To improve target dose conformity and reduce the radiation dose to normal tissues, we added four auxiliary structures in optimization: “PTV-1-Crop,” “PTV-2-Crop,” “Ring 2 cm,” and “40 Gy-PTV2”. “PTV-1-Crop” was defined as the region of 3 mm outward expansion of PTV-GTV subtracted from PTV-1. “PTV-2-Crop” was generated by subtracting the 3 mm outward expansion of PTV-1, PTV-LN (L), and PTV-LN (R) from the whole region of PTV-2. “Ring 2 cm” was defined as a 2 cm-wide ring between PTV-2 expanded by 0.2 cm and PTV-2 expanded by 2.2 cm, and “40 Gy-PTV2” referred to the region between the isodose line of 40 Gy and the 0.3 cm extension of PTV-2. The Additional file 1 illustrates the definition of four auxiliary structures.

Step 3: Setting optimization objectives and priorities

The plan generated from predicted fluence maps already provided the achieved dose information, but the plan quality may need to be further improved.
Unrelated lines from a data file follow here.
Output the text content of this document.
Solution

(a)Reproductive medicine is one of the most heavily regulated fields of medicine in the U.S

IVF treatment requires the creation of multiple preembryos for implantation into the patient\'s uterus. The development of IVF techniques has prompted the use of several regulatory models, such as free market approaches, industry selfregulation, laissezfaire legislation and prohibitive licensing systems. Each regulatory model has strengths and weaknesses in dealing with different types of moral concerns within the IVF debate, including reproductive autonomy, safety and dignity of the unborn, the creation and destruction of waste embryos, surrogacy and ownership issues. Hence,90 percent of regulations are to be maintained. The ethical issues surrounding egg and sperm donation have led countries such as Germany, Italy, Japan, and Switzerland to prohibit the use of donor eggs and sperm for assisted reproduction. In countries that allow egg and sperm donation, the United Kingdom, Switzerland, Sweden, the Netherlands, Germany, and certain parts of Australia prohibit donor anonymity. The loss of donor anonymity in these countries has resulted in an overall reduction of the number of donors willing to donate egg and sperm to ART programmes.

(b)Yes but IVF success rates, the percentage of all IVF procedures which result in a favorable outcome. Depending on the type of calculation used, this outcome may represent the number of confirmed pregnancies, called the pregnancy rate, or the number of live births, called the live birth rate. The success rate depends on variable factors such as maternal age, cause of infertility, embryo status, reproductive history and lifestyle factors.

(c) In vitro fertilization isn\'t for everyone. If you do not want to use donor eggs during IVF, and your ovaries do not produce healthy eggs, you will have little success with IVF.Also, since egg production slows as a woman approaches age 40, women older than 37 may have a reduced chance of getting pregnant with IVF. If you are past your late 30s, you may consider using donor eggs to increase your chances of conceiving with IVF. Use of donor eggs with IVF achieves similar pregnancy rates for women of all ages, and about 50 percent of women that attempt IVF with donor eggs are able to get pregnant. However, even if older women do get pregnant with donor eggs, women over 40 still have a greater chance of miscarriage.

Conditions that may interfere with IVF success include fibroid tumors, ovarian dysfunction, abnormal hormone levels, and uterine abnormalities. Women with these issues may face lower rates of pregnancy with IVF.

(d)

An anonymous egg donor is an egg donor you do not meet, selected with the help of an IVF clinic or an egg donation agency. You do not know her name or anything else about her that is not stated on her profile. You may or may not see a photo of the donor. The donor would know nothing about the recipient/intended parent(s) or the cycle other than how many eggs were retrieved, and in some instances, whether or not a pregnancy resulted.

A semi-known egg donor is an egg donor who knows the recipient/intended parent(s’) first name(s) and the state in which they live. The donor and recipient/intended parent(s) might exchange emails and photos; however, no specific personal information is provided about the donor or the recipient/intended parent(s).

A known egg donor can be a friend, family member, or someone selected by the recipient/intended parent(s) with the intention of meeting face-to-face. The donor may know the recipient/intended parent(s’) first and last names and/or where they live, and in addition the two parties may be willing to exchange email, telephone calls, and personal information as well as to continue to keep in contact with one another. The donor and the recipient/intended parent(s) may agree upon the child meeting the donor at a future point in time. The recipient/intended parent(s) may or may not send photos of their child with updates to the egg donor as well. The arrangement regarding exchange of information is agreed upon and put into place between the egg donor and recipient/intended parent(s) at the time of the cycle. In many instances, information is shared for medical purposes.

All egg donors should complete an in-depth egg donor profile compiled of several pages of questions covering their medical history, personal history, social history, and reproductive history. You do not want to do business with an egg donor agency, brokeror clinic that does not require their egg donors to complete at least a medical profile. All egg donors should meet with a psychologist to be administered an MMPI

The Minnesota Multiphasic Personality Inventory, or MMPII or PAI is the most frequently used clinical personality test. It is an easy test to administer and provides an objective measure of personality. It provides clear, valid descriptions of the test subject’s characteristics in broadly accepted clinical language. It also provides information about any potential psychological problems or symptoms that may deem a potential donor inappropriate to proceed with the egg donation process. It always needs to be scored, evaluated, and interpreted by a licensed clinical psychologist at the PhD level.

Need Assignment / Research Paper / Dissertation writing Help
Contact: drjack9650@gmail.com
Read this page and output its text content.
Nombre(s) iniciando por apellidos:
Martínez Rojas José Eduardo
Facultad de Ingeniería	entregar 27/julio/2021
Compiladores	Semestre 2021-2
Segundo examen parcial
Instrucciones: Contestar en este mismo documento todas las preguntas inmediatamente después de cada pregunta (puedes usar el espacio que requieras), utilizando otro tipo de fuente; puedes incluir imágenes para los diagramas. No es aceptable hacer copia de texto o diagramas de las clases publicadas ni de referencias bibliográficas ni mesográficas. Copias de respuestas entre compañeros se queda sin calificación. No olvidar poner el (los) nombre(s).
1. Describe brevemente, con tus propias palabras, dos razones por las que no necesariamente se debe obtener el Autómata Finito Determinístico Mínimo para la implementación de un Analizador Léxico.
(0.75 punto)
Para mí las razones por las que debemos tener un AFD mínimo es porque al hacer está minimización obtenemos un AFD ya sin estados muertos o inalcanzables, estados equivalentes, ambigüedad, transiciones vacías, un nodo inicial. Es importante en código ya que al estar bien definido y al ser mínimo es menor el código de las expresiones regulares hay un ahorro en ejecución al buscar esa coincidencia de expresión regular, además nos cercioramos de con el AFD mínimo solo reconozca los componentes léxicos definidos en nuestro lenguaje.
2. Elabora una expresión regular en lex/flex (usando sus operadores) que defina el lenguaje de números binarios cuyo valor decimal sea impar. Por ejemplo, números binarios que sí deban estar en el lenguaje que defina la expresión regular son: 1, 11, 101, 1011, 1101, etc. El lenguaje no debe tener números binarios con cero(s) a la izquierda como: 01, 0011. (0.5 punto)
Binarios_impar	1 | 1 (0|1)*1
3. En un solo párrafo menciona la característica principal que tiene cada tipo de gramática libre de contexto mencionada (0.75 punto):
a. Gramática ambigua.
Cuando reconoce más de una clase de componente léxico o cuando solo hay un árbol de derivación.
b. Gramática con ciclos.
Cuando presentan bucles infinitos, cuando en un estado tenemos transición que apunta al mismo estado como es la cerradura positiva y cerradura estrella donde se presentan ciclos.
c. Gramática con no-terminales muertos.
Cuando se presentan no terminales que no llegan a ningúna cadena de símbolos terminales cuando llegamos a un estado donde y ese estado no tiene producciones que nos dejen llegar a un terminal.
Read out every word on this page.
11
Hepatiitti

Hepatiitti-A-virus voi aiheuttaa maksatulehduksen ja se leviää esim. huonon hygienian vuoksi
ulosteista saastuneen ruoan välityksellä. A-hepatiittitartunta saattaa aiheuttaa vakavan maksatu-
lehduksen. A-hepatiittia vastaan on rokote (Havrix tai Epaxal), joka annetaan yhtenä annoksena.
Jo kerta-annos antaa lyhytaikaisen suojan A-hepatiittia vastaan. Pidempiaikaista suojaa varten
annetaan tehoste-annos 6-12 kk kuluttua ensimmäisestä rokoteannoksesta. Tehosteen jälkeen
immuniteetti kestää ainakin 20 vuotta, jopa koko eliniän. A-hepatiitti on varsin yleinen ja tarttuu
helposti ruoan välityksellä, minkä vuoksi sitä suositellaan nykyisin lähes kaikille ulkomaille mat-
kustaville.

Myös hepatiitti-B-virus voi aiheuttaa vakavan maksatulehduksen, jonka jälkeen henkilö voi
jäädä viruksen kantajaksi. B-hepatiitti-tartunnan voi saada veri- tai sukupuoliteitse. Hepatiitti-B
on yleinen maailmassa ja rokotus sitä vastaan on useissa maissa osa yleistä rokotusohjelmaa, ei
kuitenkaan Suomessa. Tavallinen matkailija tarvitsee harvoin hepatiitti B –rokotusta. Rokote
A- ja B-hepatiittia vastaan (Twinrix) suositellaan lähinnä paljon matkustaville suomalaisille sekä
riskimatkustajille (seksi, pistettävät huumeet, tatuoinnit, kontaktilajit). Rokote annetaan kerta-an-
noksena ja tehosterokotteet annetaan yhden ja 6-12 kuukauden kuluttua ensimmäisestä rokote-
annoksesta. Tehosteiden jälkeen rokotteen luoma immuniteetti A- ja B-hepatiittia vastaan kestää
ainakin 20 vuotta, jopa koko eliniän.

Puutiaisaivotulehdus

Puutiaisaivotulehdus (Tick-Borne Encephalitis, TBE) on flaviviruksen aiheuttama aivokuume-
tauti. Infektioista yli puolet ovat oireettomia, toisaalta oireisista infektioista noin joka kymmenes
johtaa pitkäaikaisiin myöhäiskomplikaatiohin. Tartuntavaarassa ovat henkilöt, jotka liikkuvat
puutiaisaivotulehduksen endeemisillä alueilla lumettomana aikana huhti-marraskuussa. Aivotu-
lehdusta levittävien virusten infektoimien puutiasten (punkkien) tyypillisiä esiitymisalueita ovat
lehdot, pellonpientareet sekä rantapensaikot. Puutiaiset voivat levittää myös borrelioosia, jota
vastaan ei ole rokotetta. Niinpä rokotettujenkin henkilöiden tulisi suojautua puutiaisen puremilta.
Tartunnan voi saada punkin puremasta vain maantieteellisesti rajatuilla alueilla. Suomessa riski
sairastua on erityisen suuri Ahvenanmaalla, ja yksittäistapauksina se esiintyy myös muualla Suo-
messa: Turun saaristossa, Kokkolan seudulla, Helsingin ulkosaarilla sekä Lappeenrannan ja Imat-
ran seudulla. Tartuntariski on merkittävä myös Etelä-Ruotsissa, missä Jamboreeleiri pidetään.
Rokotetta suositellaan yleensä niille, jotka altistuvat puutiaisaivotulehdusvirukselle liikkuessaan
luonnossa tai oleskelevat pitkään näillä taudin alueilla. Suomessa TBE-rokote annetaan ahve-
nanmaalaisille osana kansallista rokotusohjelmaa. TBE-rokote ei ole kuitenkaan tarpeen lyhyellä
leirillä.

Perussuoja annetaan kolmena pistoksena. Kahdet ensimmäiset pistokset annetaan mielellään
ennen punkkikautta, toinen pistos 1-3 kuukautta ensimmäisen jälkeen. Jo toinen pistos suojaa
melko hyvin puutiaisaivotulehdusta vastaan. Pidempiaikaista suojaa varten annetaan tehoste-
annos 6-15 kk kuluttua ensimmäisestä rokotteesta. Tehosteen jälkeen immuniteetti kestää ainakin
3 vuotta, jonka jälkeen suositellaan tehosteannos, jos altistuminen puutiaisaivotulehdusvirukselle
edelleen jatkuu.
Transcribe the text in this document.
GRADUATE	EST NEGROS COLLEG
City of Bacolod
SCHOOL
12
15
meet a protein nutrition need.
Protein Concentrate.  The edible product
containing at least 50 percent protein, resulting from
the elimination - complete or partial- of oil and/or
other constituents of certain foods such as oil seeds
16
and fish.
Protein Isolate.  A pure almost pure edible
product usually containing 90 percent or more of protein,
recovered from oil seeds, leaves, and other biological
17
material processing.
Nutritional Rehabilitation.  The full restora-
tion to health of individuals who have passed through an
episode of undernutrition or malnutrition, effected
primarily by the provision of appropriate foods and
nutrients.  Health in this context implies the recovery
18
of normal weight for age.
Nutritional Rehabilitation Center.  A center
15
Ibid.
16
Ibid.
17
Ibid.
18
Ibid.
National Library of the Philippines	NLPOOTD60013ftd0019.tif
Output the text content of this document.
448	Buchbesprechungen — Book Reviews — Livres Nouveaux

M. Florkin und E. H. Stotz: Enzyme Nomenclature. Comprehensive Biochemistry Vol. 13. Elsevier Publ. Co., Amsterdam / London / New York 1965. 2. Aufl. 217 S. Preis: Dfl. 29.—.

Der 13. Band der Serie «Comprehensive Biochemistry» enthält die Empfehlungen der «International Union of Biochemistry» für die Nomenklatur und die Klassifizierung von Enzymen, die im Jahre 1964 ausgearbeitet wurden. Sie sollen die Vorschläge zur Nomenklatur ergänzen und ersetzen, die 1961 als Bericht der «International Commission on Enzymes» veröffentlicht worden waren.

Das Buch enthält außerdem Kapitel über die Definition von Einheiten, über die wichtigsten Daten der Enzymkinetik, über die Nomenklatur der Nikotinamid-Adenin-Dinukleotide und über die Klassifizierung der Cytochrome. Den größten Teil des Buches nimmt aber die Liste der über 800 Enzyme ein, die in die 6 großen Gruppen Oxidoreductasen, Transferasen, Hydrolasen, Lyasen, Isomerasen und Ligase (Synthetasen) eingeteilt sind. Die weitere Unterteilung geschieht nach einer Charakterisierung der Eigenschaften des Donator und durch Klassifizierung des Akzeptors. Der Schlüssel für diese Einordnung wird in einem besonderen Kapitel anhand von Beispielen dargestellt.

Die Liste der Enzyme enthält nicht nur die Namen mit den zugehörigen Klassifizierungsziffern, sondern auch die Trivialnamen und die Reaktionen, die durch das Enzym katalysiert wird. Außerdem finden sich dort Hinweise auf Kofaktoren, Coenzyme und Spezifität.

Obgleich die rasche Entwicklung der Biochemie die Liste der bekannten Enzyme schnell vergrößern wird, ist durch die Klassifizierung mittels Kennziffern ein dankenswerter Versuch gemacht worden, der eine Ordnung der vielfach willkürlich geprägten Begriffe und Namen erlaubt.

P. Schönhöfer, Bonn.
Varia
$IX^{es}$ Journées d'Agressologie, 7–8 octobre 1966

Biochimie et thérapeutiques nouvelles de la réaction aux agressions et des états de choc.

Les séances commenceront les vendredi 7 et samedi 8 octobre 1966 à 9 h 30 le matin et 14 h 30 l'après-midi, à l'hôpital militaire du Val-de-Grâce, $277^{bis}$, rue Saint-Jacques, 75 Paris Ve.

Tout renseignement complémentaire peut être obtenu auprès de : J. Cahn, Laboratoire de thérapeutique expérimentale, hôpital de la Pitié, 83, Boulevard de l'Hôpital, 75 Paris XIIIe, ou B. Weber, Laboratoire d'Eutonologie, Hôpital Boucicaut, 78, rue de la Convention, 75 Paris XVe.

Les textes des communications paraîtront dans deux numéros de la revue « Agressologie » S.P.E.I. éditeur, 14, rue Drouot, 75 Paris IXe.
To ensure a plan quality improvement after plan fine-tuning, we set stringent optimization objectives (Table 1). The dosimetric values for key OARs were set 5%–25% lower than the achieved values from the predicted fluence generated plan.

Table 1 Optimization objectives were set according to prescription dose and predicted fluence generated dose information

Step 4: Further optimization and calculating final dose distribution

Plan optimization was completed with the Photon Optimizer algorithm (PO, version 15.6.03) with continued optimization, and the dose distribution calculated from the predicted fluence was set as the intermediate dose to reduce the optimization convergence time. Plan optimization was completed with the maximum number of 300 iterations. After optimization, the optimal fluence maps were converted to MLC leaf sequences with MLC leaf motion calculations, and the final dose distribution was calculated to generate the final deliverable plan.